Yes, Google's got your back -- especially, if you're a WordPress fanatic. A new security feature from Google Webmaster Tools is in the works. The big G plans to test out this feature starting with WordPress-powered sites aiming to alert Webmasters on whether their Web sites have any vulnerabilities and, therefore, can be easily hacked. The main way of deciding if you’re a hacker target is by checking what version of WordPress you’re running and whether it’s time for an upgrade.

Extending Webmaster Tools

As Google states on its Webmaster Tools blog, “Recently we’ve seen more websites get hacked because of various security holes. In order to help webmasters with this issue, we plan to run a test that will alert some webmasters if their content management system (CMS) or publishing platform looks like it might have a security hole or be hackable.” Google wants to start by alerting about 6,000 Webmasters by sending them a message via the Google Message Center that is provided as part of Webmaster Tools. The message will look something like this: google--message-example.jpg

WordPress Gets to Go First

Since Google considers the blog publishing platform WordPress to be one of the most popular pieces of software on the Web, the test will start with this platform beginning with a specific version 2.1.1, which is known to be a prime target for hackers. So, if you’re so lazy that you don’t keep your software up-to-date, Google will set you straight. Or, will, at least, attempt to do so. To those of you on WordPress: the latest available version is 2.6.2. So, get your act together now and let Google work on something more exciting than chasing cybercriminals. Google has always been about safety, though. Earlier this year Google brought the Safe Browsing diagnostic to the rescue of those affected by malicious SQL injection attacks, which could make your site host and/or redirect to malware.

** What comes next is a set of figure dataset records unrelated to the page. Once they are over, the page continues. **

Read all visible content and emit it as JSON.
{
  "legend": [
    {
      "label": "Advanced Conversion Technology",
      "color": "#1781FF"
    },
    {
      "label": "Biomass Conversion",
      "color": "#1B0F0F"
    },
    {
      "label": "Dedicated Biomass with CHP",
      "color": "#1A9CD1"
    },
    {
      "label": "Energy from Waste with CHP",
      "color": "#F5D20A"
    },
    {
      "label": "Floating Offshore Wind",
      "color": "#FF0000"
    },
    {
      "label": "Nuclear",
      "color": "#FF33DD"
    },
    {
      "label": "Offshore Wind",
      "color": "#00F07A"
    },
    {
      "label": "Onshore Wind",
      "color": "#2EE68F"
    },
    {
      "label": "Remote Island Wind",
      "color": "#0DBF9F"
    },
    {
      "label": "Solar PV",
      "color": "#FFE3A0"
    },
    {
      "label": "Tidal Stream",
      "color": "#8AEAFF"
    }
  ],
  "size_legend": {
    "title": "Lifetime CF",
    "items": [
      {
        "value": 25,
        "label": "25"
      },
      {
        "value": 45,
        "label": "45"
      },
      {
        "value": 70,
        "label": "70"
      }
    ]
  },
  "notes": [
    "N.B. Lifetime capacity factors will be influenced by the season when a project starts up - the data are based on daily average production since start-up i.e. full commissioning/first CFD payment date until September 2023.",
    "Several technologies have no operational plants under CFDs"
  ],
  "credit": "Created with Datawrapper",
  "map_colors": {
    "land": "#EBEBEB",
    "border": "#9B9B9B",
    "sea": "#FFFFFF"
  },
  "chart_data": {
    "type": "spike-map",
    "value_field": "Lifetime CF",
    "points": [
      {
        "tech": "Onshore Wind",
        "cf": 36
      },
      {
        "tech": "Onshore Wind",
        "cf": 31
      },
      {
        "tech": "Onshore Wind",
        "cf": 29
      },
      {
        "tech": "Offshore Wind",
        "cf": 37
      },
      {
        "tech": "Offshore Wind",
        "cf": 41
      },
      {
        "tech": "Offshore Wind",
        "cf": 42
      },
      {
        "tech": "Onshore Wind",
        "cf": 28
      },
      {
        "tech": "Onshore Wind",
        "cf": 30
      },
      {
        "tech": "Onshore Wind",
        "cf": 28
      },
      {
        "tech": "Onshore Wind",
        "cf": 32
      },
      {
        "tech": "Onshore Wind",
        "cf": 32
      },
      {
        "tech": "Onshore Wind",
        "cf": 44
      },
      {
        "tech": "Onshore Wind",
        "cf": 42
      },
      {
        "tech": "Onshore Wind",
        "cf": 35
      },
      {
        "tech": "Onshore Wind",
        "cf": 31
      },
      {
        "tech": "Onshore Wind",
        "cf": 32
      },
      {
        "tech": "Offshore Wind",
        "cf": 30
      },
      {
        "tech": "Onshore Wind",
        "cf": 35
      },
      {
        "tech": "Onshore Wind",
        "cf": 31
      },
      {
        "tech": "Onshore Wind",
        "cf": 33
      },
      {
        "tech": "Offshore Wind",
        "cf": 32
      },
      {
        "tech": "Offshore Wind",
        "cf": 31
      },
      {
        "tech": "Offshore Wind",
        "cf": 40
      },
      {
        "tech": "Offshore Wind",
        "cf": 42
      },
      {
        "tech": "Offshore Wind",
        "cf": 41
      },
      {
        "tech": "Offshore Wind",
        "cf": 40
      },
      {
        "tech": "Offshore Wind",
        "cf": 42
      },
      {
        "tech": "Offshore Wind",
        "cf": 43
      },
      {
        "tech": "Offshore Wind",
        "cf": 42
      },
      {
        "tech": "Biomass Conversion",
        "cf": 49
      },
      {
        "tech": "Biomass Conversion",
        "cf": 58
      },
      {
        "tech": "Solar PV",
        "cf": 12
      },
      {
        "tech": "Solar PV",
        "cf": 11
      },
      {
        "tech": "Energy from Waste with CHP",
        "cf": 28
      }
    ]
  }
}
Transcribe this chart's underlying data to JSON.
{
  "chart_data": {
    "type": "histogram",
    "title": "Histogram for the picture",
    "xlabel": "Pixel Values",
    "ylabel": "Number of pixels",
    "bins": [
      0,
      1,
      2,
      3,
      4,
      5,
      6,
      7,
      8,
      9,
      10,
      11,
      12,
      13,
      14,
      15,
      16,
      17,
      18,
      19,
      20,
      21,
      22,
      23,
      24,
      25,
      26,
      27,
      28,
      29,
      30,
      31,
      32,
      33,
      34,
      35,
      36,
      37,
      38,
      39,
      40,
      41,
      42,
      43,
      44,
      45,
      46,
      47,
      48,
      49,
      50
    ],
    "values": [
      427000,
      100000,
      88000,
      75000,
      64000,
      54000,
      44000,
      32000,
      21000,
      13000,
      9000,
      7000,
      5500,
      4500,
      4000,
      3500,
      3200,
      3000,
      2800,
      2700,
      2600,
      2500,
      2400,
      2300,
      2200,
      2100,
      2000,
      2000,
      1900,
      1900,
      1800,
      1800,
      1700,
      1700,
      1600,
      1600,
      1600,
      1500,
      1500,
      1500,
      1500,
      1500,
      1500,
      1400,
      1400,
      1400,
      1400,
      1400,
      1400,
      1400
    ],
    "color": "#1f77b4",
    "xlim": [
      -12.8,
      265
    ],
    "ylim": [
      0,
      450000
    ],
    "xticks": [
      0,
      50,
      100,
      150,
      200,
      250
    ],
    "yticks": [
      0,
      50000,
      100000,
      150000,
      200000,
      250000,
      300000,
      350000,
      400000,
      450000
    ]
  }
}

Blogging Platforms Go to War

There’s no better time to launch an assault other than when the enemy is recovering from a wound. Several months ago, following the initial reports of WordPress vulnerability, Movable Type didn’t waste any time and posted a blog outlining why MT supersedes the competition: “Movable Type has a proven track record of having excellent security and an established reputation for fixing any known issues quickly. And that history of security is by design.” MT went on to quote the U.S. Department of Homeland Security that supposedly came to a conclusion that Movable Type has “the best security track record of any popular installable blogging software.” This news came with a pretty graph (but no link to the original source): MT security
MT vs. WordPress Security Report (Source: Movable Type)

The funny thing is that the U.S. Department of Homeland Security and a handful of other U.S. government agencies appear to be using WordPress as the blogging platform of choice, as reported by several sources. Ironic, huh? But Google new feature, especially when expanded, may after all be very useful. Just this morning, various sources reported that WordPress went down after it was hit with a denial-of-service attack. Some of the services and blogs were quickly restored, others are still being worked on as of the publish time of this article.

What the Blogosphere Peeps Think

Not surprisingly there’s a flurry of comments related to this announcement by Google. While some people wonder if Google would extend the same friendly gesture to other platforms like Drupal, others seem to doubt the whole idea by saying “How are you testing things like this? It's easy to spoof or remove the generator tag that wordpress inserts into the head.” Some users voiced their concerns of getting blocked by Google, if the almighty decides the site is hackable: “”As long as it's only reading the meta data I'm cool, but if it's actually checking for any exploits like a vulnerability scanner would it would get blocked by the firewall and then next thing you know I'm no longer ranking because Google can't find me.” That is a very valid point! Not that Google said anything about this in their recent post. Granted, it may not be easy to back up several years of your earthy existence and get the courage to upgrade to a new version, but do it. Excuses like “Sometimes it's also not an easy process to upgrade a site from an older version of WP to a newer version, given the function changes and such.” simply don’t count. There is plenty of ways to do a sensible upgrade by going for an upgrade of specific files and functions and doing other tricks. There’re also several WordPress plugins available to make your site more secure. Lastly, WordPress itself has a word or two to say about security and vulnerabilities, and what to do to prevent a hacker attack. Go ahead, protect yourselves.